Sources familiar with matter were quoted by Bloomberg News as saying that the US Office of the Comptroller of the Currency (OCC) and the Consumer Financial Protection Bureau (CFPB) will ink nearly $80m settlement agreement with JPMorgan, over both the issues.

It is believed that the settlement with JP Morgan, which previously revealed the credit card and identity-theft product probe, will be announced by next week.

In May 2013, California’s attorney general Kamala Harris filed a lawsuit against JP Morgan Chase & Co, accusing the firm for fraudulent execution and illicit debt-collection practices against tens of thousands of denizens of California.
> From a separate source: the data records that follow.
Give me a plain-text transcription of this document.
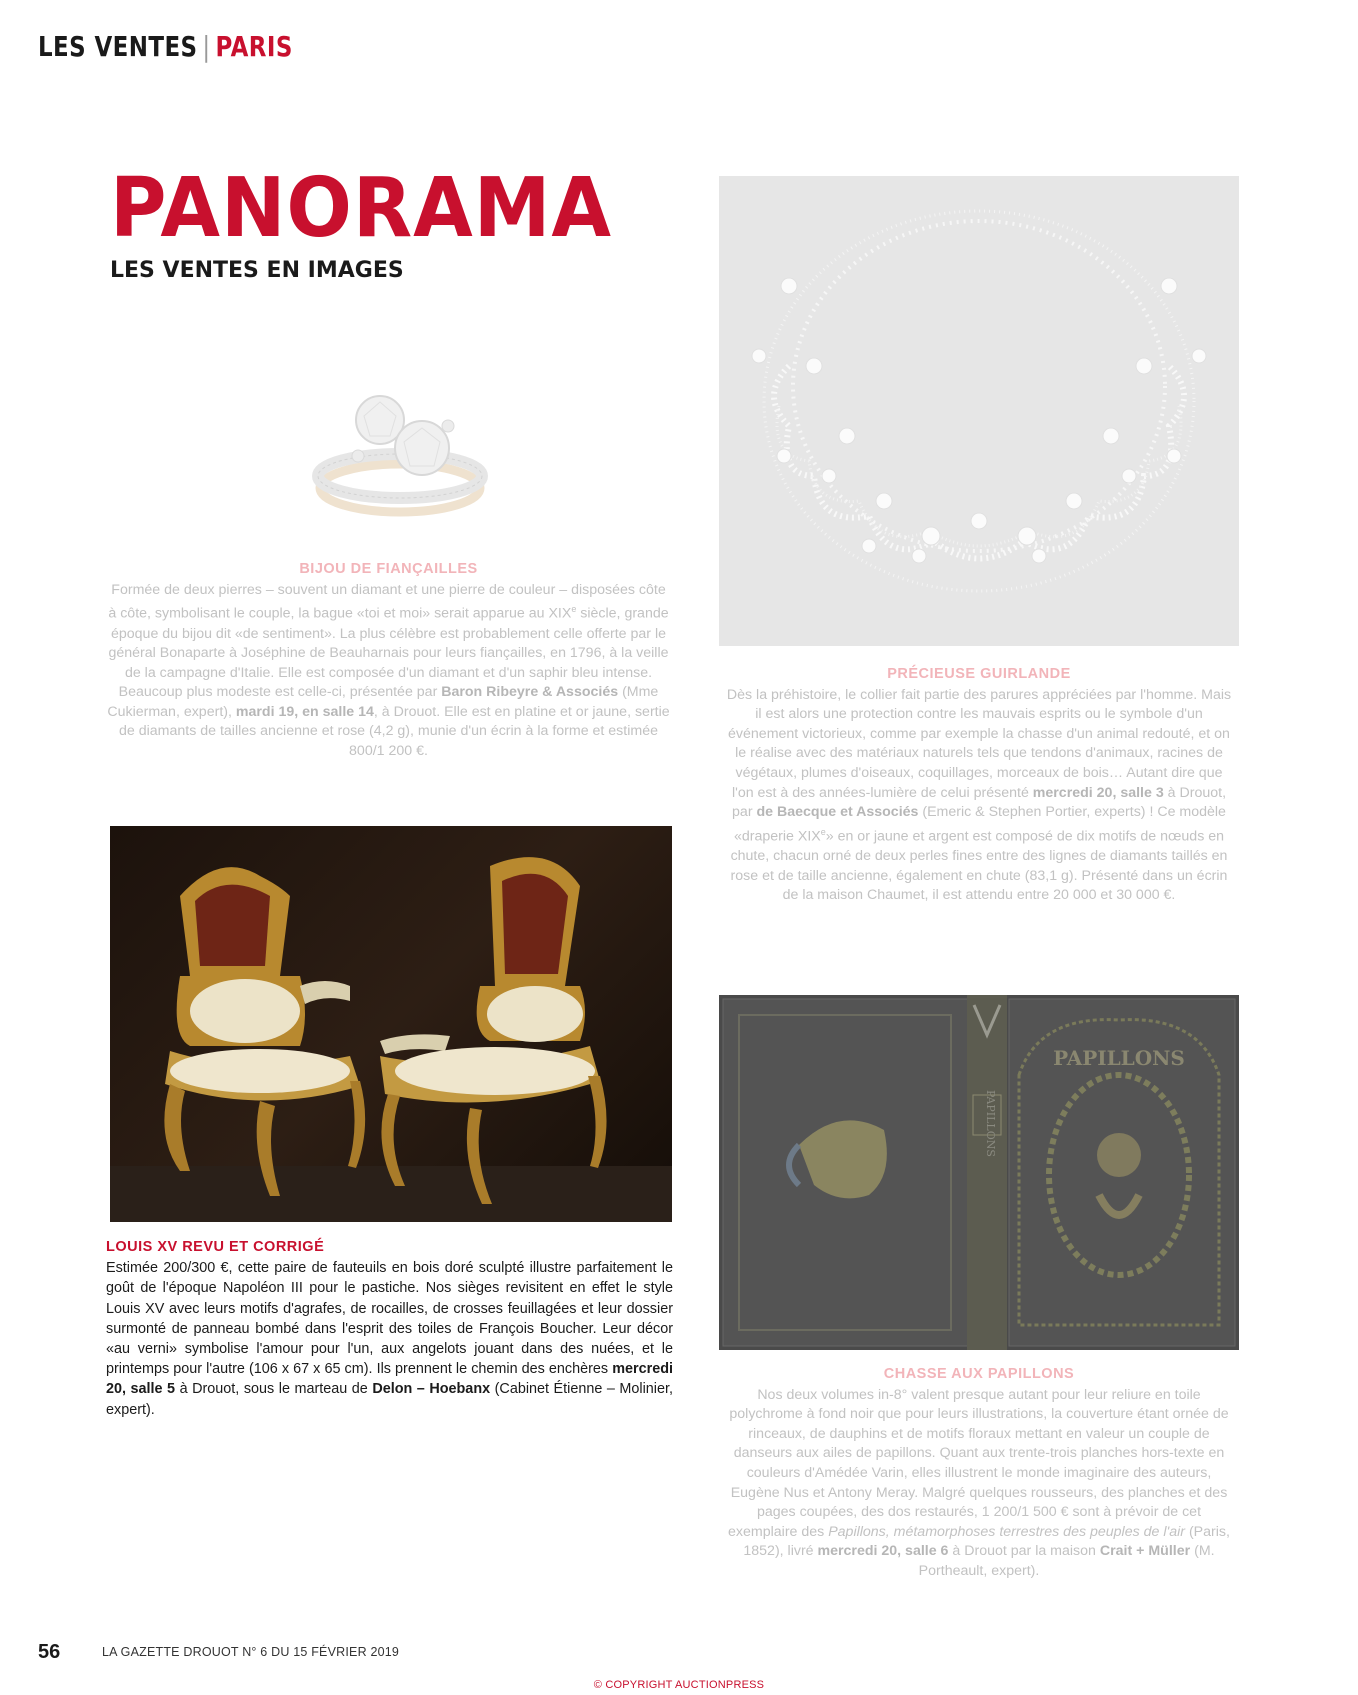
LES VENTES | PARIS
PANORAMA
LES VENTES EN IMAGES
BIJOU DE FIANÇAILLES
Formée de deux pierres – souvent un diamant et une pierre de couleur – disposées côte à côte, symbolisant le couple, la bague «toi et moi» serait apparue au XIXe siècle, grande époque du bijou dit «de sentiment». La plus célèbre est probablement celle offerte par le général Bonaparte à Joséphine de Beauharnais pour leurs fiançailles, en 1796, à la veille de la campagne d'Italie. Elle est composée d'un diamant et d'un saphir bleu intense. Beaucoup plus modeste est celle-ci, présentée par Baron Ribeyre & Associés (Mme Cukierman, expert), mardi 19, en salle 14, à Drouot. Elle est en platine et or jaune, sertie de diamants de tailles ancienne et rose (4,2 g), munie d'un écrin à la forme et estimée 800/1 200 €.
PRÉCIEUSE GUIRLANDE
Dès la préhistoire, le collier fait partie des parures appréciées par l'homme. Mais il est alors une protection contre les mauvais esprits ou le symbole d'un événement victorieux, comme par exemple la chasse d'un animal redouté, et on le réalise avec des matériaux naturels tels que tendons d'animaux, racines de végétaux, plumes d'oiseaux, coquillages, morceaux de bois… Autant dire que l'on est à des années-lumière de celui présenté mercredi 20, salle 3 à Drouot, par de Baecque et Associés (Emeric & Stephen Portier, experts) ! Ce modèle «draperie XIXe» en or jaune et argent est composé de dix motifs de nœuds en chute, chacun orné de deux perles fines entre des lignes de diamants taillés en rose et de taille ancienne, également en chute (83,1 g). Présenté dans un écrin de la maison Chaumet, il est attendu entre 20 000 et 30 000 €.
LOUIS XV REVU ET CORRIGÉ
Estimée 200/300 €, cette paire de fauteuils en bois doré sculpté illustre parfaitement le goût de l'époque Napoléon III pour le pastiche. Nos sièges revisitent en effet le style Louis XV avec leurs motifs d'agrafes, de rocailles, de crosses feuillagées et leur dossier surmonté de panneau bombé dans l'esprit des toiles de François Boucher. Leur décor «au verni» symbolise l'amour pour l'un, aux angelots jouant dans des nuées, et le printemps pour l'autre (106 x 67 x 65 cm). Ils prennent le chemin des enchères mercredi 20, salle 5 à Drouot, sous le marteau de Delon – Hoebanx (Cabinet Étienne – Molinier, expert).
PAPILLONS
PAPILLONS
CHASSE AUX PAPILLONS
Nos deux volumes in-8° valent presque autant pour leur reliure en toile polychrome à fond noir que pour leurs illustrations, la couverture étant ornée de rinceaux, de dauphins et de motifs floraux mettant en valeur un couple de danseurs aux ailes de papillons. Quant aux trente-trois planches hors-texte en couleurs d'Amédée Varin, elles illustrent le monde imaginaire des auteurs, Eugène Nus et Antony Meray. Malgré quelques rousseurs, des planches et des pages coupées, des dos restaurés, 1 200/1 500 € sont à prévoir de cet exemplaire des Papillons, métamorphoses terrestres des peuples de l'air (Paris, 1852), livré mercredi 20, salle 6 à Drouot par la maison Crait + Müller (M. Portheault, expert).
56	LA GAZETTE DROUOT N° 6 DU 15 FÉVRIER 2019
© COPYRIGHT AUCTIONPRESS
The enforcement action claims that the bank was engaged in widespread, illegal ‘robo-signing’, as well as other illegal practices, and committed debt-collection abuses against nearly 100,000 California credit card borrowers over at least a three-year period.

Most recently, the company agreed to pay $18.3m to settle a lawsuit, which accuses that its Bear Stearns division failed to reveal the authentic interest rates on adjustable-rate mortgage documents.

The US bank is facing a string of legal cases, including infamous London Whale trading scandal.

Over the last two years, it has incurred nearly $10bn in legal cases and at the end of June 2013, it raised its estimate of losses to more than its reserves to $6.8bn from $6bn at the end of March 2013.

Recently, the US Federal Housing Finance Agency (FHFA) asked JP Morgan Chase to pay $6bn to settle cases over sale of bad mortgage bonds to government-backed finance companies.